The pleasure (and price) of following a dream
Aspen Times Weekly
Aspen, CO Colorado
ALL |
In the mid-’50s, Dorian Paskowitz was on his way to the good life. “Doc” was president of the Hawaii chapter of the American Medical Association, and there was talk of running him for governor of the state. He was handsome and muscular, no doubt the envy of many men.
And he was miserable, suffering from terrifying panic spells. Married, dressing in jacket and tie, didn’t suit Paskowitz. He grew to despise money and material things, was dying to explore sex and the open road.
Some people are not wired for the conventional life, and chafed against buttoned-down, Eisenhower-era America. “Surfwise,” Doug Pray’s documentary of Paskowitz and his family, is no sociological study; the world outside the one Doc created for himself and his clan is barely mentioned. But Pray could well have dropped the names of Kerouac and Allen Ginsberg as apt spiritual compatriots of the day.
What distinguished Paskowitz was his principal desire, to surf. Like the Beats, Doc craved sexual liberty and freedom of expression. Even now, in his 80s, he is unabashed in describing how sexual exploration, especially his discovery of cunnilingus and its importance in a marriage, helped turn his life around. “F—ing to me,” says Paskowitz as an older man, “is the word of God. God decided that the perpetuation of life, of any species, has to do with f—ing.”
But what Paskowitz wanted even more than a good lay was to get back to the beach. His family moved from Texas to Southern California when Paskowitz was 13, and he became one of the original crop of surf bums. An indifferent student, he somehow became convinced to follow a normal path of medical school, marriage and upward mobility. It didn’t stick. After two failed marriages, he took off for Israel, where he was rejected by the Army, so instead, he introduced surfing to the country. Back in the States, he married a Mexican, Juliette, who was willing to join in his lifestyle, which included moving to Hawaii, surfing, acting as medic to Waikiki’s beach-bum community, and living in a camper.
Coexisting with the rebel, though, was a desire for family. Doc and Juliette had nine kids in not much more than nine years. The funny thing is, they never saw the need to move out of the van, and this is the most vivid part of “Surfwise” ” the Paskowitz’s, all 11 of them, tumbling out of a 24-foot camper onto a beach. “We were like monkeys, in a small monkey cage,” says Navah, child No. 8, and, unenviably, the only daughter. The kids were never enrolled in school; they survived, barely, by Doc taking occasional jobs in far-flung places that were begging for a health professional of any kind. One of the children noted that there was insufficient clothing for all the kids to be dressed at the same time. Still, there was an embrace of traditions and normalcy: Shabbat dinners every Friday; a ferocious cleanliness, focused in particular on the rectum.

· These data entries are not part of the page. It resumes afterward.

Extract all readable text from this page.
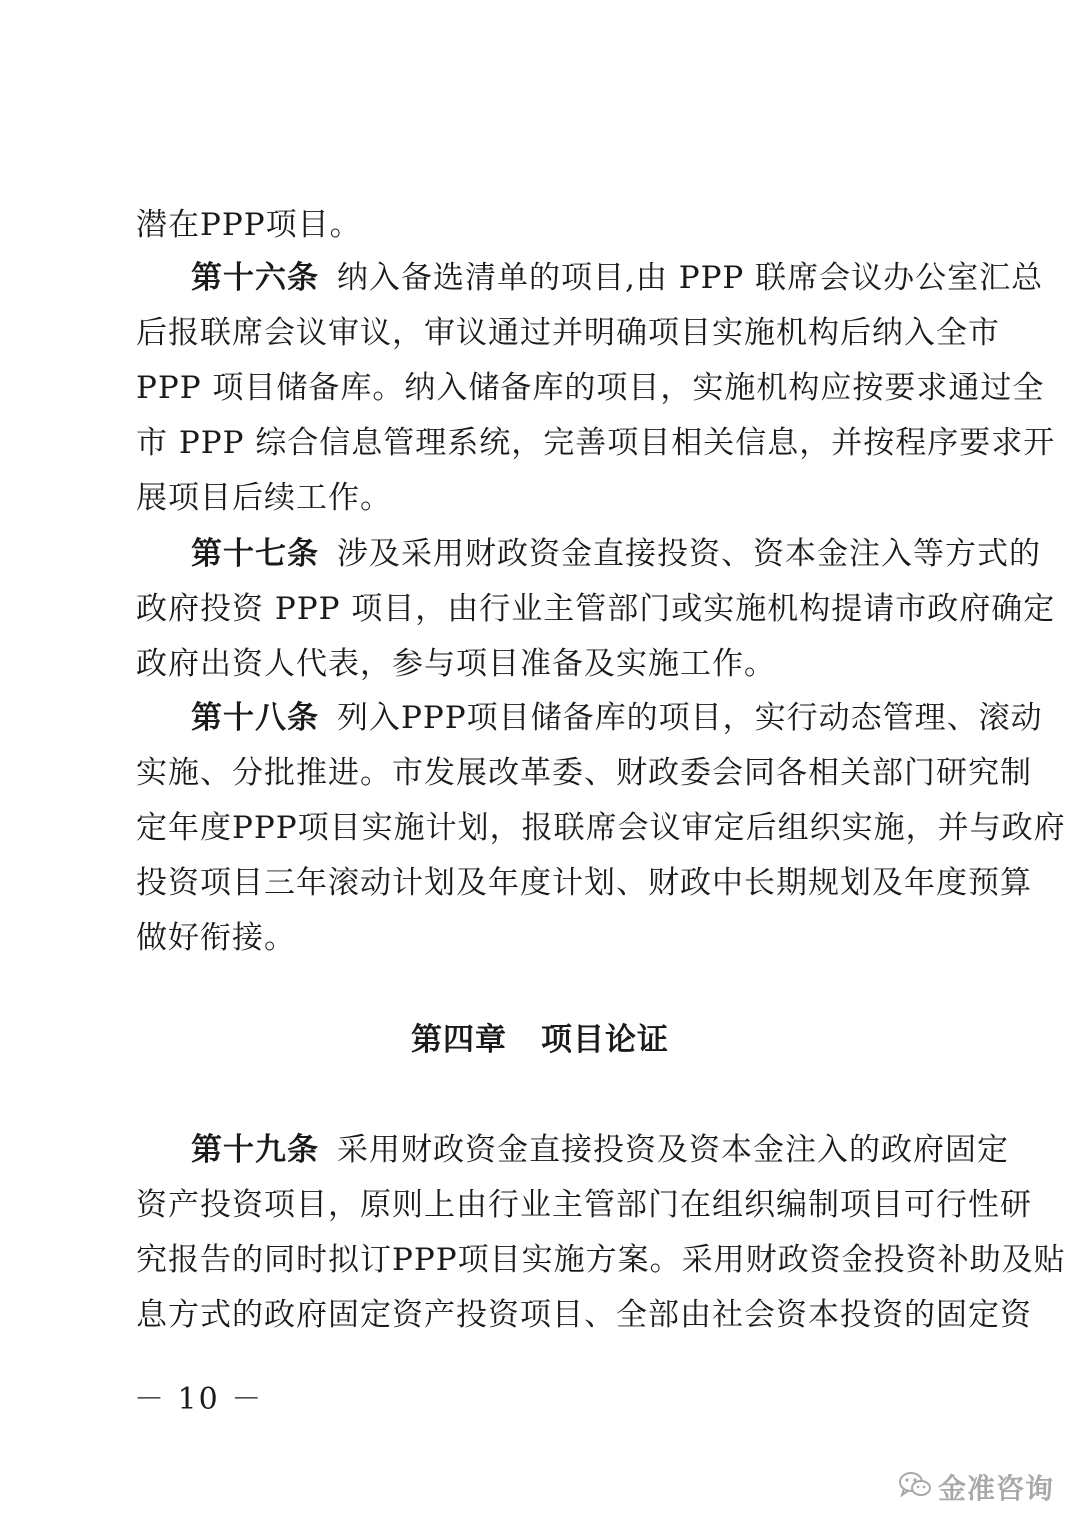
潜在PPP项目。
第十六条 纳入备选清单的项目,由 PPP 联席会议办公室汇总
后报联席会议审议，审议通过并明确项目实施机构后纳入全市
PPP 项目储备库。纳入储备库的项目，实施机构应按要求通过全
市 PPP 综合信息管理系统，完善项目相关信息，并按程序要求开
展项目后续工作。
第十七条 涉及采用财政资金直接投资、资本金注入等方式的
政府投资 PPP 项目，由行业主管部门或实施机构提请市政府确定
政府出资人代表，参与项目准备及实施工作。
第十八条 列入PPP项目储备库的项目，实行动态管理、滚动
实施、分批推进。市发展改革委、财政委会同各相关部门研究制
定年度PPP项目实施计划，报联席会议审定后组织实施，并与政府
投资项目三年滚动计划及年度计划、财政中长期规划及年度预算
做好衔接。
第四章 项目论证
第十九条 采用财政资金直接投资及资本金注入的政府固定
资产投资项目，原则上由行业主管部门在组织编制项目可行性研
究报告的同时拟订PPP项目实施方案。采用财政资金投资补助及贴
息方式的政府固定资产投资项目、全部由社会资本投资的固定资
－ 10 －
金准咨询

The shortage of clothing was of little concern. The surfing regimen required only swim trunks and a board. The kids were all champion surfers and, when enough of them were old enough to become instructors, Doc set up the Paskowitz Surf Camp.
This quasi-stab at convention, by opening a business, ironically helped lead to the downfall of the Paskowitz family. The first half of “Surfwise,” depicting the history of Doc and his kids, leaves hanging the question: What did all this do to these kids? The film takes an abrupt turn in providing the answer: Not much good. Most of the kids, now in their 30s and 40s, are estranged, to various degrees, from Doc and Juliette. Several of them are still fighting over the remnants of the Surf Camp. They are, on the whole, not thriving, and some are bitter about how their unschooled upbringing has left them with few career options.
The film ends on a mildly upbeat note: a family reunion in Hawaii. The cheerful congregation confirms the resilience of family bonds, and the ability to forgive. But “Surfwise” is more a cautionary tale: Yes, follow your dreams, dare to be yourself. But don’t drag nine kids with you and stuff them in a camper for life.
“Surfwise” shows Sunday, June 29 at Paepcke Auditorium, in the SummerFilms series.